Advice for students:

  • Reduce power consumption
    • Turn on the lighting, audio and AV equipment only when you want to use them. LED lights turn on when power is supplied even if you are not using them yet – the light fan will turn on, the displays will turn on, thus consuming power.
    • Choose high-quality LED lights. LED lighting is the primary choice in all performance venues.

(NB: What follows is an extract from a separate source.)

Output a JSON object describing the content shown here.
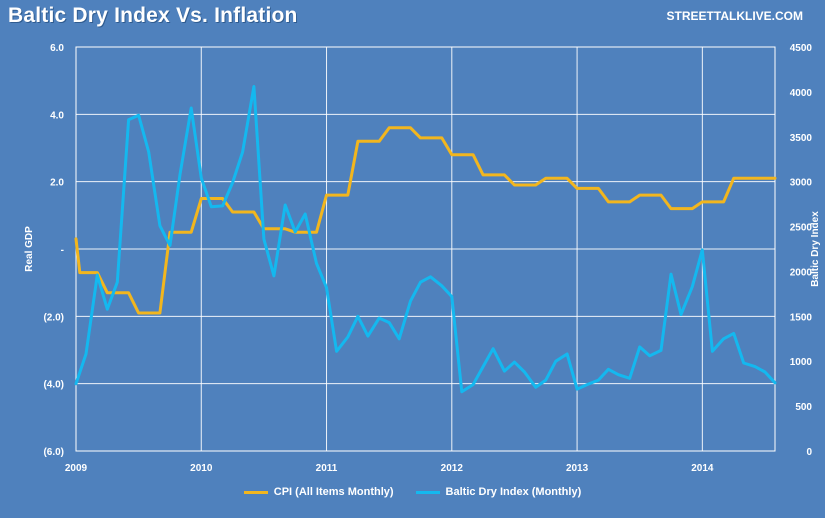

Incandescent and halogen bulbs are extremely inefficient light sources, In halogen bulbs, about 95% of energy is converted to heat and only 5% is used to generate light.
    • Turn off the lights when you leave the facility and turn off all power at the end of the day.

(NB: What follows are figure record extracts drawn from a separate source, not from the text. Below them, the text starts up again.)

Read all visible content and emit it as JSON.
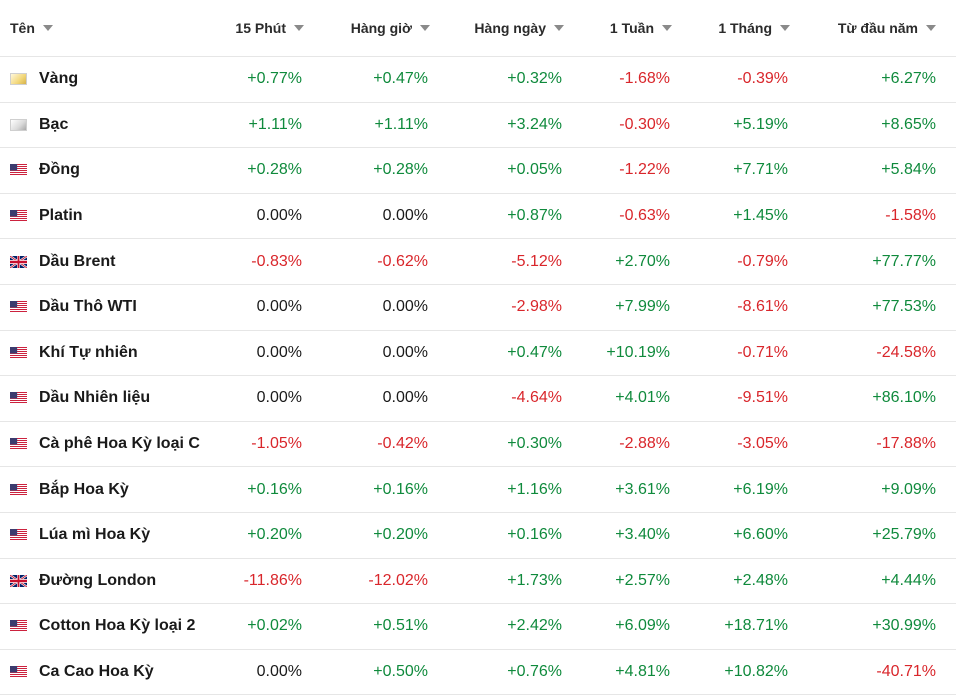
{
  "table": {
    "headers": [
      "Tên",
      "15 Phút",
      "Hàng giờ",
      "Hàng ngày",
      "1 Tuần",
      "1 Tháng",
      "Từ đầu năm"
    ],
    "colors": {
      "positive": "#0f8a3c",
      "negative": "#d9262b",
      "neutral": "#1a1a1a"
    },
    "rows": [
      {
        "name": "Vàng",
        "icon": "gold-icon",
        "values": [
          "+0.77%",
          "+0.47%",
          "+0.32%",
          "-1.68%",
          "-0.39%",
          "+6.27%"
        ]
      },
      {
        "name": "Bạc",
        "icon": "silver-icon",
        "values": [
          "+1.11%",
          "+1.11%",
          "+3.24%",
          "-0.30%",
          "+5.19%",
          "+8.65%"
        ]
      },
      {
        "name": "Đồng",
        "icon": "us-flag-icon",
        "values": [
          "+0.28%",
          "+0.28%",
          "+0.05%",
          "-1.22%",
          "+7.71%",
          "+5.84%"
        ]
      },
      {
        "name": "Platin",
        "icon": "us-flag-icon",
        "values": [
          "0.00%",
          "0.00%",
          "+0.87%",
          "-0.63%",
          "+1.45%",
          "-1.58%"
        ]
      },
      {
        "name": "Dầu Brent",
        "icon": "uk-flag-icon",
        "values": [
          "-0.83%",
          "-0.62%",
          "-5.12%",
          "+2.70%",
          "-0.79%",
          "+77.77%"
        ]
      },
      {
        "name": "Dầu Thô WTI",
        "icon": "us-flag-icon",
        "values": [
          "0.00%",
          "0.00%",
          "-2.98%",
          "+7.99%",
          "-8.61%",
          "+77.53%"
        ]
      },
      {
        "name": "Khí Tự nhiên",
        "icon": "us-flag-icon",
        "values": [
          "0.00%",
          "0.00%",
          "+0.47%",
          "+10.19%",
          "-0.71%",
          "-24.58%"
        ]
      },
      {
        "name": "Dầu Nhiên liệu",
        "icon": "us-flag-icon",
        "values": [
          "0.00%",
          "0.00%",
          "-4.64%",
          "+4.01%",
          "-9.51%",
          "+86.10%"
        ]
      },
      {
        "name": "Cà phê Hoa Kỳ loại C",
        "icon": "us-flag-icon",
        "values": [
          "-1.05%",
          "-0.42%",
          "+0.30%",
          "-2.88%",
          "-3.05%",
          "-17.88%"
        ]
      },
      {
        "name": "Bắp Hoa Kỳ",
        "icon": "us-flag-icon",
        "values": [
          "+0.16%",
          "+0.16%",
          "+1.16%",
          "+3.61%",
          "+6.19%",
          "+9.09%"
        ]
      },
      {
        "name": "Lúa mì Hoa Kỳ",
        "icon": "us-flag-icon",
        "values": [
          "+0.20%",
          "+0.20%",
          "+0.16%",
          "+3.40%",
          "+6.60%",
          "+25.79%"
        ]
      },
      {
        "name": "Đường London",
        "icon": "uk-flag-icon",
        "values": [
          "-11.86%",
          "-12.02%",
          "+1.73%",
          "+2.57%",
          "+2.48%",
          "+4.44%"
        ]
      },
      {
        "name": "Cotton Hoa Kỳ loại 2",
        "icon": "us-flag-icon",
        "values": [
          "+0.02%",
          "+0.51%",
          "+2.42%",
          "+6.09%",
          "+18.71%",
          "+30.99%"
        ]
      },
      {
        "name": "Ca Cao Hoa Kỳ",
        "icon": "us-flag-icon",
        "values": [
          "0.00%",
          "+0.50%",
          "+0.76%",
          "+4.81%",
          "+10.82%",
          "-40.71%"
        ]
      }
    ]
  }
}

  • Take care of the equipment you use
    • Carry equipment carefully in transport boxes (cases) and on carts intended for moving and transporting equipment.
    • Set aside enough time for moving, building and dismantling equipment. Haste often results in dents, scratches and even damaged equipment.

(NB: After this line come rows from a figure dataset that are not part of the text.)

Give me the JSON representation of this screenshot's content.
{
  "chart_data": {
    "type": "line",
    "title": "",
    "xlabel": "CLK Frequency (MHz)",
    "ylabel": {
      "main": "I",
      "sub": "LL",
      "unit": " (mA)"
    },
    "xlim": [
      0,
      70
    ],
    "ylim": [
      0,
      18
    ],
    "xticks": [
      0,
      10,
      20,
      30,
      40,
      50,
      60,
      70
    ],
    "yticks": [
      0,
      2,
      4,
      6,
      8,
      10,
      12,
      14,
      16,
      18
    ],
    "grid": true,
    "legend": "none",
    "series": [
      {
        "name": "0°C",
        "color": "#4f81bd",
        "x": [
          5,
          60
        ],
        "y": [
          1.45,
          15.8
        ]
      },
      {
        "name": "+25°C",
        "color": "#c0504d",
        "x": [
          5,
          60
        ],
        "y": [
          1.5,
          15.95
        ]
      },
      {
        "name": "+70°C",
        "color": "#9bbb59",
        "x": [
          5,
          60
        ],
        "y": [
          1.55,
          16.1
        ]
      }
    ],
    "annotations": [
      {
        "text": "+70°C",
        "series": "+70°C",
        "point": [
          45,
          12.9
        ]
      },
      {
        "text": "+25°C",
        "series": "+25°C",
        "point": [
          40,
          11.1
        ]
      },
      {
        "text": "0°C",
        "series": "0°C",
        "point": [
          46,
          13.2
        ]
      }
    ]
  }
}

    • Power cords and other equipment are attached to the roof grid, trusses, etc. with Spannfix. Do not use tape.
    • There is a place for everything. After use, return the equipment to its proper place. Do not leave equipment in the corner of a performance venue or on a case to gather dust. Instead, put equipment into their respective cases or, for example, put lights in their place on the rack.
    • Always cover the light and sound console with a hood at the end of the day. Do not eat or drink on or next to equipment.
    • Coil power cords correctly so that the wire will not twist and sustain damage. Do not use electrical tape – use a hook-and-loop (Velcro) strap attached to the cord. A TTP support person will advise you, if necessary.
    • Do not hesitate to consult TTP personnel if you are unable to use the equipment. Sound, light and AV equipment breaks when misused. Equipment manuals can be easily found in Trail, and light and sound department support personnel will guide you in the correct use of the equipment.
    • Inform your support person if you find that the equipment you are using is out of order and clearly mark the broken device (date, name, fault assessment and how the fault occurred). A support person will take the appliance to a service point for repair or send it for maintenance. 

  • Recycle and purchase wisely
    • Avoid using disposable products and consult your support person when making purchases. This will help you avoid making potentially unnecessary or incorrect purchases.
    • Return used energy-saving bulbs, LEDs and fluorescent tubes to the WEEE (waste electrical and electronic equipment) collection point. Your support person or Info staff will help you find the right collection container. You can also give the above-mentioned bulbs, lights and tubes to your support person for recycling. Halogen and incandescent bulbs can be disposed of with mixed waste. Recycling decommissioned lamps is important as they can be used to recover valuable materials for reuse (LEDs are composed of 88% glass, 5% metals and 7% other materials). In addition to bulbs/lights/tubes, other lighting fixtures, such as decorative lamps and Christmas light sets, light therapy lamps and lamps with fixed luminaires must be placed in the WEEE container.
    • If possible, always use rechargeable batteries. Other empty batteries and small appliance batteries can be taken to Info. Tape the battery terminals before putting them in the collection container to prevent fire hazards. More than half of the raw materials contained in batteries can be reused.
    • Before cutting a piece of new lighting film, try used coloured films that are in good condition. Used films can be found in the cutting station drawers. Mark the films that are in good condition and sort them in the drawers after use.